I did my best to reassure her, but inside I was a wreck.
Rena sat on the toilet and talked to me while I let the water wash over me. She was so perplexed by the whole thing that, to my relief, she didn't leave for Gram's house.
As the warm water cascaded over my wound and rinsed the blood away, I turned to look at it. It already appeared smaller and not as deep. The intense pain I'd felt in that spot when I first woke up had already begun to fade. The bruises on my shoulder and hip, however, throbbed beneath the hot, pelting water.
I peppered Rena with questions about the wedding and her family, desperate to keep her distracted, and I closed my eyes and washed my hair as I listened to her fret. I hung onto every word, desperate to drown out the voices screaming in my head.
Velia
. The name played over in my mind. In my dream, someone was calling to me. Calling me by that name. Just before I died.
I reached for a towel as Rena continued talking. As I dried off, I was careful not to touch the wound for fear of bleeding all over the towel. When I turned to see it and assess its severity, it was gone.
I pulled back the curtain to find Rena with hydrogen peroxide, ointment, and a bandage.
"Go get dressed and I'll help you clean it up."
"Actually, no. It's fine. Seriously. It's not even bleeding anymore."
She looked at me in disbelief as I slid past her, hiding my black and blue shoulder.
I closed my door behind me and quickly threw on a clean pair of jeans, and a black sweater—just in case this bizarre wound was not really gone. Rena was already knocking at my door.
"Let me see it!" she shouted from the hallway. I let her in and she turned me around and pulled up my sweater.
"What the hell?" she exclaimed, inspecting my back for any trace of what had been there just moments before.
I shrugged my shoulders, trying to dismiss the whole thing.
"But I saw it, Jay. It was deep. There is no way...There's not even a scratch."
"It was probably just a superficial thing. The blood made it look worse than it actually was. Doesn't even hurt."
***
I went downstairs and grabbed the newspaper from the front step, and headed to the kitchen. Kate's story covering Mr. Whitmore's death was above the fold, front and center as expected. His face and the haunting headline stared back at me.
High School History Teacher Killed.
I'd never seen his professional faculty photo before. I made a pot of coffee and sat down to read Kate's account as I downed a giant cup.
David Whitmore, a history teacher at Newburyport High School, was killed Friday morning. He was severely beaten and sustained a fatal neck wound, police said. His body was found on Middle Street beside his car.
I felt nauseated. I couldn't read the rest.
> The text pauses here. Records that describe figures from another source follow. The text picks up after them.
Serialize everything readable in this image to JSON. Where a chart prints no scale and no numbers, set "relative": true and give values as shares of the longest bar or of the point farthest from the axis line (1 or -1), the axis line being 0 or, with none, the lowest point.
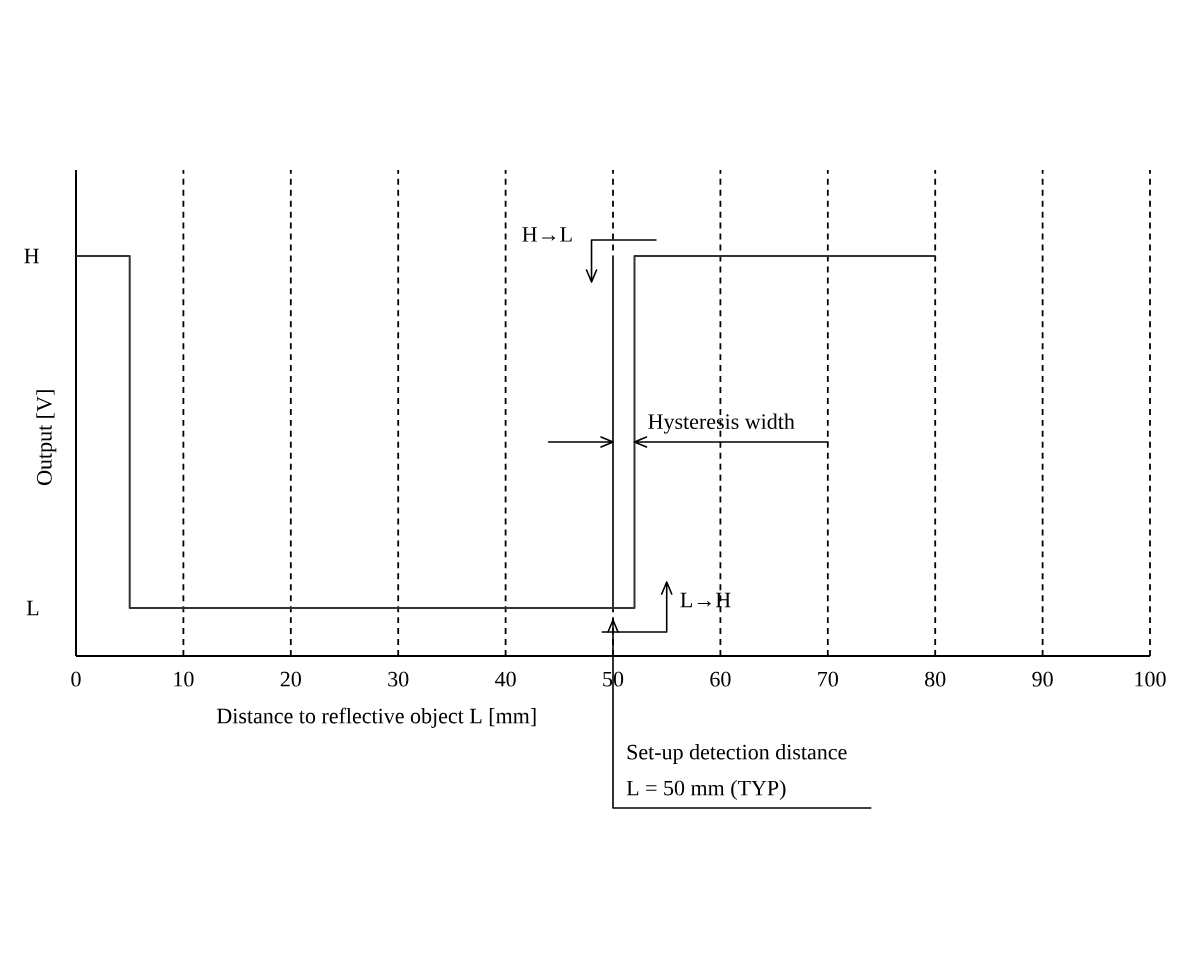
{
  "chart_data": {
    "type": "line",
    "xlabel": "Distance to reflective object  L [mm]",
    "ylabel": "Output  [V]",
    "xlim": [
      0,
      100
    ],
    "xticks": [
      0,
      10,
      20,
      30,
      40,
      50,
      60,
      70,
      80,
      90,
      100
    ],
    "relative": true,
    "grid": "x",
    "line_style": "solid",
    "marker": "none",
    "series": [
      {
        "color": "#333333",
        "x": [
          0,
          5,
          5,
          52,
          52,
          80
        ],
        "values": [
          1,
          1,
          0.12,
          0.12,
          1,
          1
        ]
      },
      {
        "color": "#333333",
        "x": [
          50,
          50
        ],
        "values": [
          0.12,
          1
        ]
      }
    ],
    "annotations": [
      "H",
      "L",
      "H→L",
      "L→H",
      "Hysteresis width",
      "Set-up detection distance",
      "L = 50 mm (TYP)"
    ]
  }
}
I threw the paper down on the table and ran back upstairs. I grabbed Gram's journal and sat at my desk. As I scanned the pages, I came across something I'd read the night before.
They are coming for her. And her power of precognition grows stronger every day.
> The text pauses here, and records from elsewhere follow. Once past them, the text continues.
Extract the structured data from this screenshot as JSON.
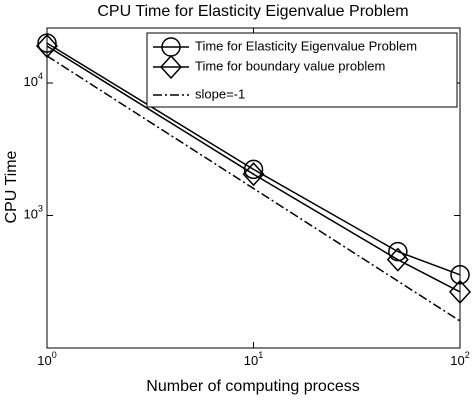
{
  "chart_data": {
    "type": "line",
    "title": "CPU Time for Elasticity Eigenvalue Problem",
    "x_label": "Number of computing process",
    "y_label": "CPU Time",
    "log_x": true,
    "log_y": true,
    "xlim": [
      1,
      100
    ],
    "ylim": [
      100,
      26000
    ],
    "xticks": [
      {
        "value": 1,
        "label": "10^0"
      },
      {
        "value": 10,
        "label": "10^1"
      },
      {
        "value": 100,
        "label": "10^2"
      }
    ],
    "yticks": [
      {
        "value": 1000,
        "label": "10^3"
      },
      {
        "value": 10000,
        "label": "10^4"
      }
    ],
    "legend": "top-right",
    "series": [
      {
        "name": "Time for Elasticity Eigenvalue Problem",
        "color": "#000000",
        "marker": "circle",
        "x": [
          1,
          10,
          50,
          100
        ],
        "values": [
          20000,
          2230,
          534,
          357
        ]
      },
      {
        "name": "Time for boundary value problem",
        "color": "#000000",
        "marker": "diamond",
        "x": [
          1,
          10,
          50,
          100
        ],
        "values": [
          19000,
          2050,
          464,
          265
        ]
      },
      {
        "name": "slope=-1",
        "color": "#000000",
        "marker": "none",
        "dash": "dashdot",
        "x": [
          1,
          100
        ],
        "values": [
          16000,
          160
        ]
      }
    ]
  }
}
I grabbed my laptop and typed the word
precognition
.
Also known as future or second sight, precognition (from the Latin pre = "before" + cognitio = "acquiring knowledge") is a type of extrasensory perception in which information that cannot be concluded from presently available information is acquired.
I'd seen a lot of strange things. Things that I couldn't explain. Things that made me think I was crazy or losing my mind. But the idea that I had some sort of ESP or magical ability was crazier than anything I imagined.
I couldn't stop thinking about last night's terrible dream. After everything I'd experienced, all I'd seen, I was beginning to accept that my dreams, too, were somehow real. Page after page, these nightmares of mine were all Gram wrote about.
Wednesday, July 16
We're at Rao's, sitting by the window. Jay is talking to her new bear while picking at a blueberry muffin. She is wiggling to the beat of the music that's playing. This little girl is a bottomless fountain of optimism. Most people I know couldn't find the fortitude she manages to muster.